実は、この映画を観る前に図書館でこんな本を借りて読みました。

AV男優


借りる時に、窓口の男性が
「え?この本ですか?」
みたいな表情を一瞬見せたのが印象的でしたね。(笑)
障がいをもつ人と一緒に様々な取り組みを進めてきた中でいつも頭の隅にあったのが、この『性』の問題でした。障がいの中でも、特に知的障がいをもつ人達の中で性に対する欲求を封じ込められている人は少なくありません。(逆に恋人がいる、結婚しているなど、性生活もしっかりと 謳歌している人もいます。 でも、そういう人はまだまだ少ないなぁ・・・。)例えば、自慰行為を知らない、例えば、風俗に行きたいが親が許さない、例えば、アダルトビデオを借りたいが家では難しい例えば、家族から男女交際を禁止されている   (避妊の問題などがあるという理由で)男性は具体的です。お母さんから「ダメ!!」と言われている人も少なくないようです。これは要注意です。本当に。欲求不満が募って触法行為に及ぶ人もいますからね。女性の場合は、「見えにくい、わかりにくい」と、率直に感じています。欲求はあるけど、それがいったい「何なのか」がわからず、(性欲)とは知らず不安定になるのです。怒りっぽくなる、イライラする、いじわるなことを言ってしまう、(嘘をつくなどもあります)体調不良を常に訴える、極端な自己アピールが強くなる、喜怒哀楽が激しいなどなど・・・「そんなこと、性欲のせいにしないでよ!!」と、怒られるかもしれませんね。勿論、全てが性欲のせいだとは言いません。しかし、上記の症状が常に続いている方は全員が現在も処女です。30代後半の女性も少なくありません。しかし、これもまた逆もあります。避妊をしないで次々と男性と関係を結んでしまい、産んだ子どもを育てられないといったケースなど。

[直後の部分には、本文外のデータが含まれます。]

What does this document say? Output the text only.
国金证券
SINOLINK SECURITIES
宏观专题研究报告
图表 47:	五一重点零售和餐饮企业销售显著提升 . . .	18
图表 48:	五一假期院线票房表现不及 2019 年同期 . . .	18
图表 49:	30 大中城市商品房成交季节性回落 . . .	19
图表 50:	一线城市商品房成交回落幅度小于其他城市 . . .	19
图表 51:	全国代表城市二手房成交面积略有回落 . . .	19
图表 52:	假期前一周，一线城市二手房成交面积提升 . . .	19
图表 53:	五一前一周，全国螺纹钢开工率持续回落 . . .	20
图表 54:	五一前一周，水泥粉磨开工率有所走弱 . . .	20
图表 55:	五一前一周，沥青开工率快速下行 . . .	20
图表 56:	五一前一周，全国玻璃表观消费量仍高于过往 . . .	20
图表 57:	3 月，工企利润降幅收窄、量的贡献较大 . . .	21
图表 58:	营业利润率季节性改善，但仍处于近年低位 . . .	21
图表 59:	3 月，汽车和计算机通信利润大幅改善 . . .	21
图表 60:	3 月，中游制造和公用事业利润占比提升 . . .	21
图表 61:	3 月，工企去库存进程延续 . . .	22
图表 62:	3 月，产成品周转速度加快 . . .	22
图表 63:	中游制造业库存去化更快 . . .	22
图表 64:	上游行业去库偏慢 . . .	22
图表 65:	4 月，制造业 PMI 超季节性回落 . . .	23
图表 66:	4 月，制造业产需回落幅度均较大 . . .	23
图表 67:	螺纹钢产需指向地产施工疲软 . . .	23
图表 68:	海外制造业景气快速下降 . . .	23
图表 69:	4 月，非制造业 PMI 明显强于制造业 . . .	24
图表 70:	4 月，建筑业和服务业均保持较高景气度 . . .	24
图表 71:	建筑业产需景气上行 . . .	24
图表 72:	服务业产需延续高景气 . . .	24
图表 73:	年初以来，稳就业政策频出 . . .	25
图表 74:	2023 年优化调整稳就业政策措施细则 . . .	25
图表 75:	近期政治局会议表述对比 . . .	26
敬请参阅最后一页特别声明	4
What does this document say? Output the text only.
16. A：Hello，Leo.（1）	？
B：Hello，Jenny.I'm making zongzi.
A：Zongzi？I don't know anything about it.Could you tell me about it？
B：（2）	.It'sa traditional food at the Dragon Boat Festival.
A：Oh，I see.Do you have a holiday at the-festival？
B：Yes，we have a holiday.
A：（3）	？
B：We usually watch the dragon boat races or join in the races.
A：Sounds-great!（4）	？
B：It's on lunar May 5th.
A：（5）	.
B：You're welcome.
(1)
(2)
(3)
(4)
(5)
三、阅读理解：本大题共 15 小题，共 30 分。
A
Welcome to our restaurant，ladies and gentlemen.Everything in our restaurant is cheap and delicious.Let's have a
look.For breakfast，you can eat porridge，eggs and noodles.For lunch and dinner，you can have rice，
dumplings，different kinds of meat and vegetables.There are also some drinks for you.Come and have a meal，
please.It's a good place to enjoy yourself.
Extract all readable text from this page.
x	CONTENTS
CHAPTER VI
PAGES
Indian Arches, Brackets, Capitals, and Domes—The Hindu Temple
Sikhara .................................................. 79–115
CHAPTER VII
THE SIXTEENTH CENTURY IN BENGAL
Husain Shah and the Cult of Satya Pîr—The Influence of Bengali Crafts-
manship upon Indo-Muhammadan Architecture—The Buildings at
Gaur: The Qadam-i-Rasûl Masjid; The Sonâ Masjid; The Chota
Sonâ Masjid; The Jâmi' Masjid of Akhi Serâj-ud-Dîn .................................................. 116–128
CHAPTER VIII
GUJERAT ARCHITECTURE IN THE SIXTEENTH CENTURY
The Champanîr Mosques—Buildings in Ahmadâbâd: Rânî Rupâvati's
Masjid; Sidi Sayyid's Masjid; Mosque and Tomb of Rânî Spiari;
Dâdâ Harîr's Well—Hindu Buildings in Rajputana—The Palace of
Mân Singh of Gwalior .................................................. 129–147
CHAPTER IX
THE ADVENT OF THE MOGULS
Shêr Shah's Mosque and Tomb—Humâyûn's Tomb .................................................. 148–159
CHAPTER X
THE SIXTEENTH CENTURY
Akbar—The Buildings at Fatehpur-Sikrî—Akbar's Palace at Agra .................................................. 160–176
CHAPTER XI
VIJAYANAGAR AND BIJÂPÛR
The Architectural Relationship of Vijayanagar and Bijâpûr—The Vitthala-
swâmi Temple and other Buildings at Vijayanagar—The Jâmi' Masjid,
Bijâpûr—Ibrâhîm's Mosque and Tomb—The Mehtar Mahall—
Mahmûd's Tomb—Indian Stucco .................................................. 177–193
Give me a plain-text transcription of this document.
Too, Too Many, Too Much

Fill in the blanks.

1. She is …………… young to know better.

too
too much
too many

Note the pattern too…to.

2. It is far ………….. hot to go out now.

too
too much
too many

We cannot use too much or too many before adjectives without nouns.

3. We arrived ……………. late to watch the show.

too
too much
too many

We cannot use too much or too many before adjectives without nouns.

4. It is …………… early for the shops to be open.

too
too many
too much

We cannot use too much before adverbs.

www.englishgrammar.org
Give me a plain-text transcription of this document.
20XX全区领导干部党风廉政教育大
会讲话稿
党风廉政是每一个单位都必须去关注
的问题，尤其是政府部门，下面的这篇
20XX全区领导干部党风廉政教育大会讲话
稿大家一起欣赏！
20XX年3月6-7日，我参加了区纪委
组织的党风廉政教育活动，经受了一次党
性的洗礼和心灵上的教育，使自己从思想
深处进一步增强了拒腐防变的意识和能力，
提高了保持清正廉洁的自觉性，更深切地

男性が常に側にいないと不安で仕方ないという人もいます。つまり、とても極端なのです。「AV男優」「愛についてのキンゼイ・レポート」を続けざまに読んで、観たのはそういった種の問題に対する疑問の答えが知りたかったからかもしれませんもちろん、この本も読みました。セックスボランティア
うーーーーーん、やっぱり「キンゼイ・レポート」の中に答えがあるような気がします。『真実が人間を解放する』ホームページ中のプロダクションノートの言葉です。この映画はまた観ることになるでしょう。興味のある方はぜひ一度ご覧下さい。